Are we "doing it wrong"?
A colleague and I are messing around with an ASP.NET page to act as a "portal" to view the results from a diagnostic program on a UniData server. Although we do the odd-job of ASP/ASP.NET at work, it is not our primary language.
To access this server, we have to use UniObjects, which is an API for authenticating and using the UniData server.
We needed each user visiting the website to have to authenticate with UniData and get their own session via the UniObjects library, then be able to use it without signing in again (unless the session isn't used with in 'x' minutes).

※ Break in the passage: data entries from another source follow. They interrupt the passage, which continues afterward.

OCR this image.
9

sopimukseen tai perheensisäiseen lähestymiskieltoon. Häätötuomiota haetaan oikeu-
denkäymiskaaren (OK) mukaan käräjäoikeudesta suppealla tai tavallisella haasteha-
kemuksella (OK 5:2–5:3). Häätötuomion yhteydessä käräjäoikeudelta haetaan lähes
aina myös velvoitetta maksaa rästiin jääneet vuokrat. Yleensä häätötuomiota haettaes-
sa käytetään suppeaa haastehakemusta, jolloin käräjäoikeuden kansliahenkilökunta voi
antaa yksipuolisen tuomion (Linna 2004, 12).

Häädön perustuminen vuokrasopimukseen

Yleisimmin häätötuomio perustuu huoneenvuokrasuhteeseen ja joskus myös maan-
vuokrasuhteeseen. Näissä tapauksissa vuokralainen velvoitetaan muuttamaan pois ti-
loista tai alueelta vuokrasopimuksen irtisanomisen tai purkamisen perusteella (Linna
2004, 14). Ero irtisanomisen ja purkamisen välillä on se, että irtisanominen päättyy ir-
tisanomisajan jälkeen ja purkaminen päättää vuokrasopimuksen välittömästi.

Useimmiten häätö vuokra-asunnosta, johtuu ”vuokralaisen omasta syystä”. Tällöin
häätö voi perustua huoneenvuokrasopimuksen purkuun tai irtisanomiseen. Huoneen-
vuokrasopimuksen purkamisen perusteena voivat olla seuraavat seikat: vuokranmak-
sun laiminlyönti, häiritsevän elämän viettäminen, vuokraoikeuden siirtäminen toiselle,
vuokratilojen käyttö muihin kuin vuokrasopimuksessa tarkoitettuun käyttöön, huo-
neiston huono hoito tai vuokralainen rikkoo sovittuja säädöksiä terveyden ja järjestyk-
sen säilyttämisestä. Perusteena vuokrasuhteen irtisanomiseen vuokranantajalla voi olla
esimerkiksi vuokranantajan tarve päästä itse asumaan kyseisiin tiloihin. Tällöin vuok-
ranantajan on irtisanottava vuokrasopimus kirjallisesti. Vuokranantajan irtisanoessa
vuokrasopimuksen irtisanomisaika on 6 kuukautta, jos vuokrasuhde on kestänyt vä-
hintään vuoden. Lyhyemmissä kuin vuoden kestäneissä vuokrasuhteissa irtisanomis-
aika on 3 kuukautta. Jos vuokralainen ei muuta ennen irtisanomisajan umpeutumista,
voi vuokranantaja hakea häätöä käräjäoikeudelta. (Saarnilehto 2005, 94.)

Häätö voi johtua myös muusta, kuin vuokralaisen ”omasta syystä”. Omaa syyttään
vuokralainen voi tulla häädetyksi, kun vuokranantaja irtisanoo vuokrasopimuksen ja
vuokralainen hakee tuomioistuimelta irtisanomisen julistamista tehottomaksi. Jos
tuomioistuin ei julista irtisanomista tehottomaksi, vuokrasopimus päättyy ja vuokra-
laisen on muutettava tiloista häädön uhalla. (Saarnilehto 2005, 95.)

The method we have come up with is as follows:
We have a singleton with a Hashtable. It maps Windows username with a session object.
If the user goes to our page and 'username' doesn't exist in the Hashtable, it redirects to a login page where the session object is created and added to the Hashtable if authentication succeeds. Otherwise, it grabs the users existing session object from the Hashtable and uses that for the request (unless it has expired, in which case we remove it and redirect to the login page).
Each session object (which is a wrapper object for stuff from UniObjects) has a "lastUsed" method. We need to clean-up user's sessions since we have license restrictions on users logged into the UniData server, so every time a user gets redirected to the sign-in page, it checks if any sessions have not been used in 'x' mins, in which case it closes that session and removes it from the Hashtable. It is done here so users won't experience any delay related to checking all sessions on every request, only at login.
Something is telling me that this solution smells, but I don't have enough ASP.NET experience to work out what we should be doing? Is there a better method for doing this or is it actually okay?